KI-gestützte Bildtechnologie
Hinter den guten Bildergebnissen steckt auch Technologie, die man nicht direkt sieht: Die AI Calibration reduziert die Shutter-Frequenz und minimiert das typische Einfrieren des Wärmebildes. Die Thermal Super Resolution (TSR) verbessert per KI die Bildschärfe beim digitalen Zoom auf bis zu 14,8-fache Vergrößerung. Die elektronische Bildstabilisierung (EIS) sorgt auch bei höherer Vergrößerung für ein ruhiges, verwacklungsfreies Bild.
App-Anbindung & Konnektivität
Über WLAN verbindet sich das Ventus mit der ThermTec Outdoor App (iOS ab 15.6, Android ab 8.0). Wer bereits andere ThermTec-Geräte nutzt, hat damit alles in einer App. Videos und Fotos lassen sich direkt übertragen, Einstellungen lassen sich bequem vornehmen. Der interne 64-GB-Speicher nimmt Aufnahmen direkt im Gerät entgegen.

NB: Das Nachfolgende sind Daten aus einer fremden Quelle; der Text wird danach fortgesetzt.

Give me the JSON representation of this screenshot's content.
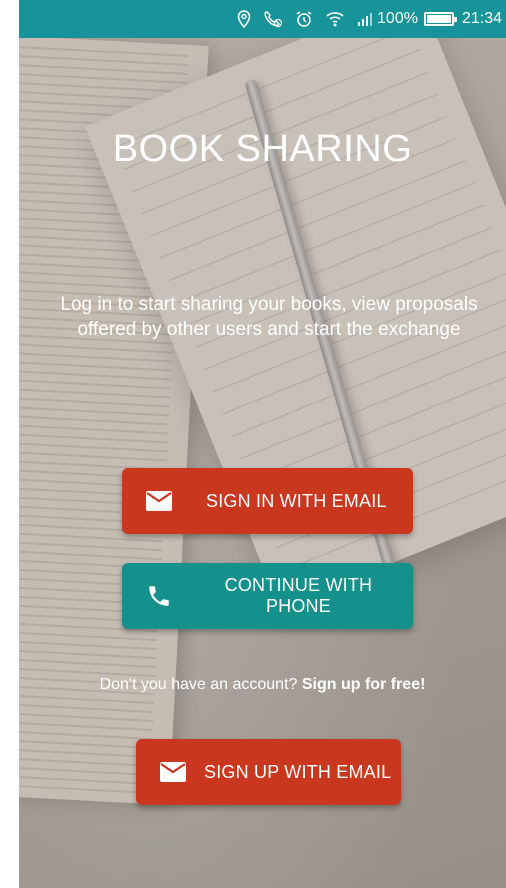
{
  "status_bar": {
    "battery": "100%",
    "time": "21:34",
    "icons": [
      "location-icon",
      "phone-call-icon",
      "alarm-icon",
      "wifi-icon",
      "signal-icon",
      "battery-icon"
    ]
  },
  "app": {
    "title": "BOOK SHARING",
    "subtitle": "Log in to start sharing your books, view proposals offered by other users and start the exchange"
  },
  "buttons": {
    "sign_in_email": "SIGN IN WITH EMAIL",
    "continue_phone": "CONTINUE WITH PHONE",
    "sign_up_email": "SIGN UP WITH EMAIL"
  },
  "signup": {
    "prompt": "Don't you have an account?",
    "link": "Sign up for free!"
  },
  "colors": {
    "status_bar": "#17939a",
    "email_button": "#c8371e",
    "phone_button": "#14918d"
  }
}
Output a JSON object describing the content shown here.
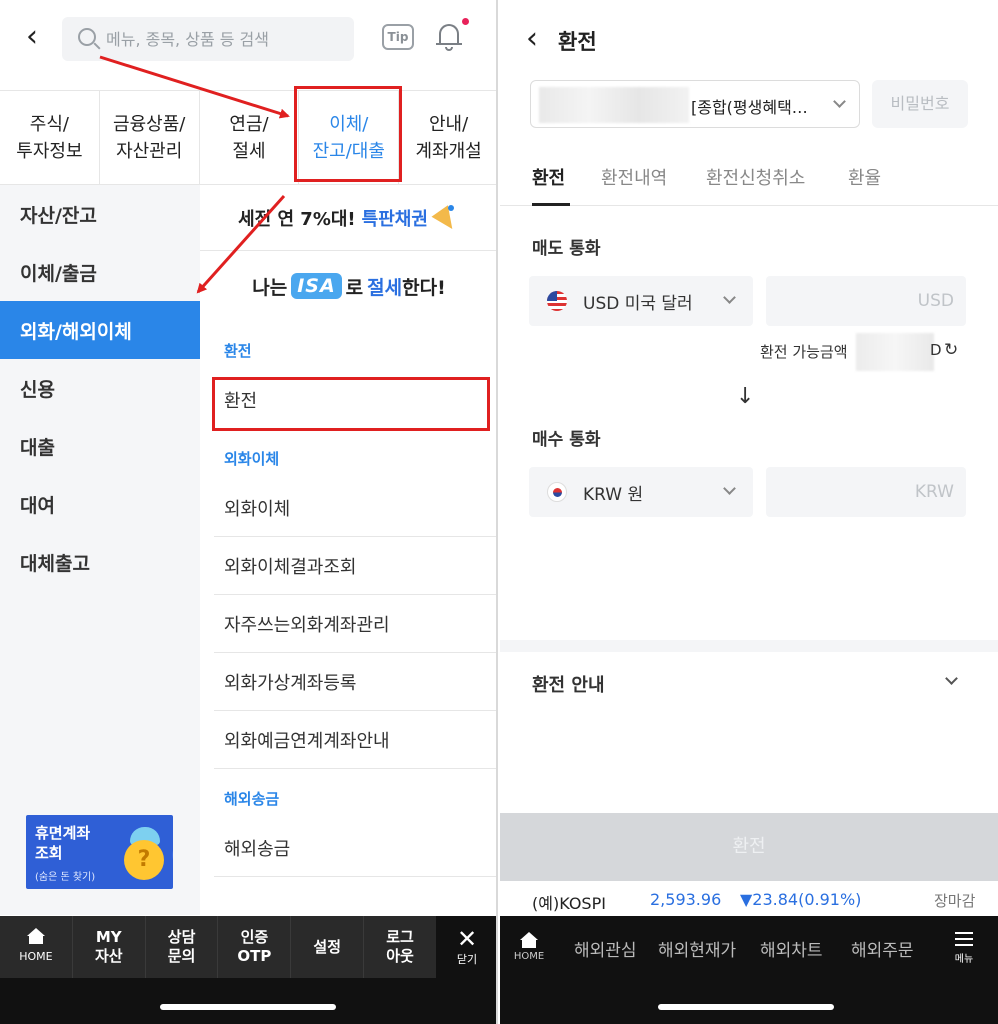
{
  "left": {
    "search": {
      "placeholder": "메뉴, 종목, 상품 등 검색"
    },
    "tip_label": "Tip",
    "categories": [
      {
        "label": "주식/\n투자정보"
      },
      {
        "label": "금융상품/\n자산관리"
      },
      {
        "label": "연금/\n절세"
      },
      {
        "label": "이체/\n잔고/대출"
      },
      {
        "label": "안내/\n계좌개설"
      }
    ],
    "left_menu": [
      "자산/잔고",
      "이체/출금",
      "외화/해외이체",
      "신용",
      "대출",
      "대여",
      "대체출고"
    ],
    "banner1": {
      "text": "세전 연 7%대!",
      "highlight": "특판채권"
    },
    "banner2": {
      "prefix": "나는",
      "isa": "ISA",
      "middle": "로",
      "highlight": "절세",
      "suffix": "한다!"
    },
    "sections": [
      {
        "label": "환전",
        "items": [
          "환전"
        ]
      },
      {
        "label": "외화이체",
        "items": [
          "외화이체",
          "외화이체결과조회",
          "자주쓰는외화계좌관리",
          "외화가상계좌등록",
          "외화예금연계계좌안내"
        ]
      },
      {
        "label": "해외송금",
        "items": [
          "해외송금"
        ]
      }
    ],
    "dormant": {
      "title": "휴면계좌\n조회",
      "sub": "(숨은 돈 찾기)",
      "q": "?"
    },
    "bottom_tabs": [
      {
        "label": "HOME"
      },
      {
        "label": "MY\n자산"
      },
      {
        "label": "상담\n문의"
      },
      {
        "label": "인증\nOTP"
      },
      {
        "label": "설정"
      },
      {
        "label": "로그\n아웃"
      }
    ],
    "close_label": "닫기"
  },
  "right": {
    "title": "환전",
    "account_text": "[종합(평생혜택…",
    "password_label": "비밀번호",
    "tabs": [
      "환전",
      "환전내역",
      "환전신청취소",
      "환율"
    ],
    "sell_label": "매도 통화",
    "sell_currency": "USD 미국 달러",
    "sell_placeholder": "USD",
    "available_label": "환전 가능금액",
    "available_suffix": "D",
    "buy_label": "매수 통화",
    "buy_currency": "KRW 원",
    "buy_placeholder": "KRW",
    "guide_label": "환전 안내",
    "exchange_button": "환전",
    "ticker": {
      "name": "(예)KOSPI",
      "value": "2,593.96",
      "change": "▼23.84(0.91%)",
      "status": "장마감"
    },
    "bottom_nav": {
      "home": "HOME",
      "items": [
        "해외관심",
        "해외현재가",
        "해외차트",
        "해외주문"
      ],
      "menu": "메뉴"
    }
  },
  "colors": {
    "accent": "#2a86e8",
    "annotation_red": "#e02020",
    "ticker_blue": "#2a6fe0"
  }
}
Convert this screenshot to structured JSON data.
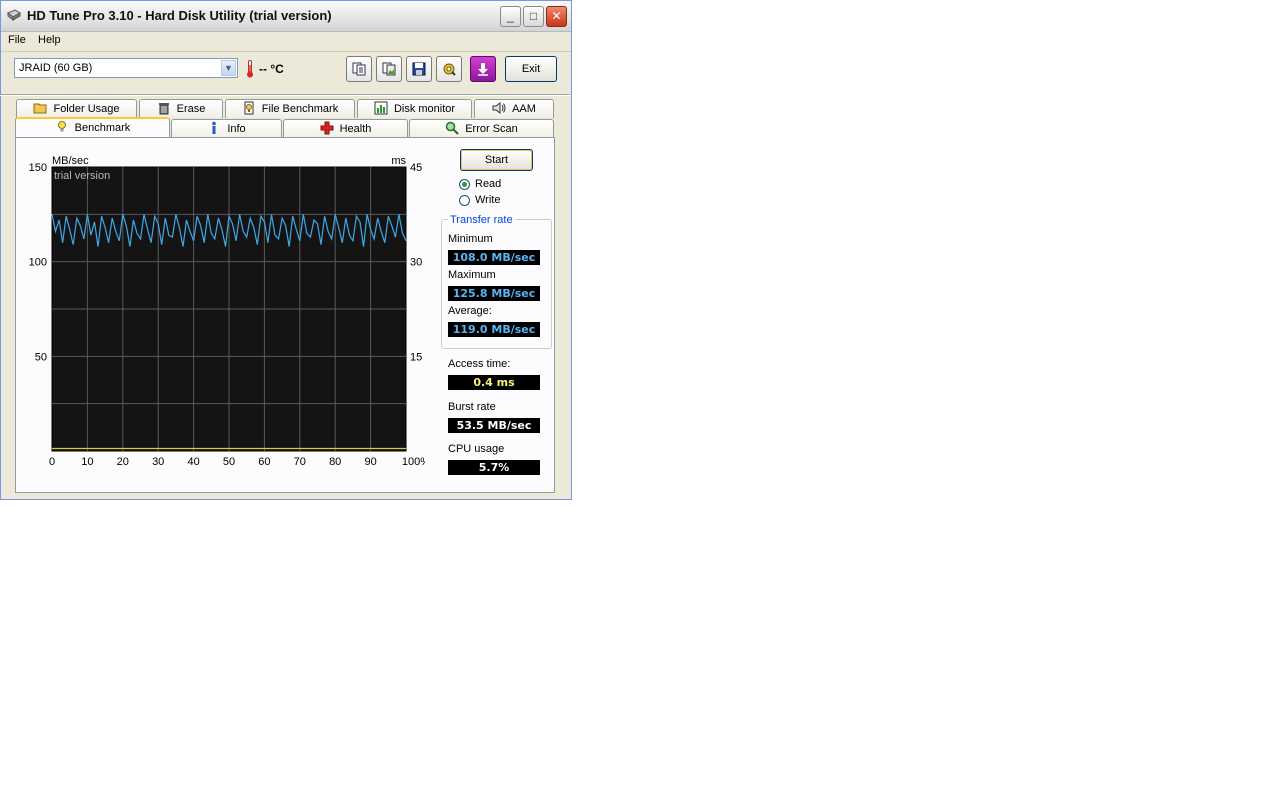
{
  "window": {
    "title": "HD Tune Pro 3.10 - Hard Disk Utility (trial version)",
    "controls": {
      "minimize": "_",
      "maximize": "□",
      "close": "✕"
    }
  },
  "menu": [
    "File",
    "Help"
  ],
  "toolbar": {
    "drive": "JRAID (60 GB)",
    "temperature": "-- °C",
    "icons": [
      "copy-text-icon",
      "copy-image-icon",
      "save-icon",
      "options-icon",
      "download-icon"
    ],
    "exit_label": "Exit"
  },
  "tabs_top": [
    {
      "label": "Folder Usage",
      "icon": "folder-icon"
    },
    {
      "label": "Erase",
      "icon": "trash-icon"
    },
    {
      "label": "File Benchmark",
      "icon": "file-benchmark-icon"
    },
    {
      "label": "Disk monitor",
      "icon": "chart-bars-icon"
    },
    {
      "label": "AAM",
      "icon": "speaker-icon"
    }
  ],
  "tabs_bottom": [
    {
      "label": "Benchmark",
      "icon": "lightbulb-icon",
      "active": true
    },
    {
      "label": "Info",
      "icon": "info-icon"
    },
    {
      "label": "Health",
      "icon": "health-cross-icon"
    },
    {
      "label": "Error Scan",
      "icon": "magnifier-icon"
    }
  ],
  "benchmark": {
    "start_label": "Start",
    "mode_read": "Read",
    "mode_write": "Write",
    "selected_mode": "Read",
    "transfer_rate_title": "Transfer rate",
    "minimum_label": "Minimum",
    "minimum_value": "108.0 MB/sec",
    "maximum_label": "Maximum",
    "maximum_value": "125.8 MB/sec",
    "average_label": "Average:",
    "average_value": "119.0 MB/sec",
    "access_label": "Access time:",
    "access_value": "0.4 ms",
    "burst_label": "Burst rate",
    "burst_value": "53.5 MB/sec",
    "cpu_label": "CPU usage",
    "cpu_value": "5.7%"
  },
  "chart_data": {
    "type": "line",
    "watermark": "trial version",
    "left_unit": "MB/sec",
    "right_unit": "ms",
    "left_ticks": [
      "150",
      "100",
      "50"
    ],
    "right_ticks": [
      "45",
      "30",
      "15"
    ],
    "x_ticks": [
      "0",
      "10",
      "20",
      "30",
      "40",
      "50",
      "60",
      "70",
      "80",
      "90",
      "100%"
    ],
    "xlim": [
      0,
      100
    ],
    "ylim": [
      0,
      150
    ],
    "y2lim": [
      0,
      45
    ],
    "grid": true,
    "colors": {
      "background": "#141414",
      "transfer": "#3fa8e6",
      "access": "#d8d020",
      "grid": "#5a5a5a"
    },
    "series": [
      {
        "id": "transfer",
        "x": [
          0,
          1,
          2,
          3,
          4,
          5,
          6,
          7,
          8,
          9,
          10,
          11,
          12,
          13,
          14,
          15,
          16,
          17,
          18,
          19,
          20,
          21,
          22,
          23,
          24,
          25,
          26,
          27,
          28,
          29,
          30,
          31,
          32,
          33,
          34,
          35,
          36,
          37,
          38,
          39,
          40,
          41,
          42,
          43,
          44,
          45,
          46,
          47,
          48,
          49,
          50,
          51,
          52,
          53,
          54,
          55,
          56,
          57,
          58,
          59,
          60,
          61,
          62,
          63,
          64,
          65,
          66,
          67,
          68,
          69,
          70,
          71,
          72,
          73,
          74,
          75,
          76,
          77,
          78,
          79,
          80,
          81,
          82,
          83,
          84,
          85,
          86,
          87,
          88,
          89,
          90,
          91,
          92,
          93,
          94,
          95,
          96,
          97,
          98,
          99,
          100
        ],
        "values": [
          125,
          116,
          122,
          110,
          124,
          117,
          109,
          123,
          119,
          112,
          125,
          114,
          121,
          108,
          124,
          118,
          110,
          123,
          116,
          111,
          125,
          119,
          108,
          122,
          115,
          112,
          125,
          117,
          110,
          124,
          120,
          109,
          123,
          114,
          113,
          125,
          118,
          108,
          122,
          116,
          111,
          124,
          119,
          110,
          125,
          115,
          112,
          123,
          117,
          108,
          124,
          120,
          111,
          125,
          116,
          113,
          123,
          118,
          109,
          124,
          121,
          110,
          125,
          114,
          112,
          123,
          119,
          108,
          124,
          117,
          111,
          125,
          115,
          113,
          122,
          120,
          109,
          124,
          116,
          112,
          125,
          118,
          110,
          123,
          114,
          111,
          124,
          121,
          108,
          125,
          117,
          112,
          123,
          116,
          110,
          124,
          119,
          113,
          125,
          115,
          111
        ]
      },
      {
        "id": "access",
        "x": [
          0,
          100
        ],
        "values": [
          0.4,
          0.4
        ]
      }
    ]
  }
}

Ein integrierter Näherungssensor erkennt automatisch, wenn das Gerät vom Auge genommen wird, und schaltet das Display ab – ein elegantes Detail für längere Beobachtungsnächte.
Fazit: Stark debütiert
Mit dem Ventus liefert ThermTec ein überzeugendes Erstlingswerk im Fernglas-Segment. Wer bisher für Wärmebild, Nachtsicht, Tageslicht und Entfernungsmessung vier separate Geräte im Rucksack hatte, kann das jetzt in einem Gerät von unter 850 Gramm unterbringen.
Das 635L ist dabei der Allrounder für gemischte Reviere – besonders empfehlenswert für Waldansitze, Pirsch und alle, die ein großes Sehfeld schätzen. Das 650L überzeugt auf Feld und Weite, wo Detektionsreichweiten von 2.600 Metern ihren vollen Wert entfalten.
Wer den Schritt vom Einhandgerät zum Binokular wagen möchte: Der Ventus ist ein hervorragender Grund dafür. Erhältlich ab sofort im Fachhandel, unter anderem bei Copter Pro.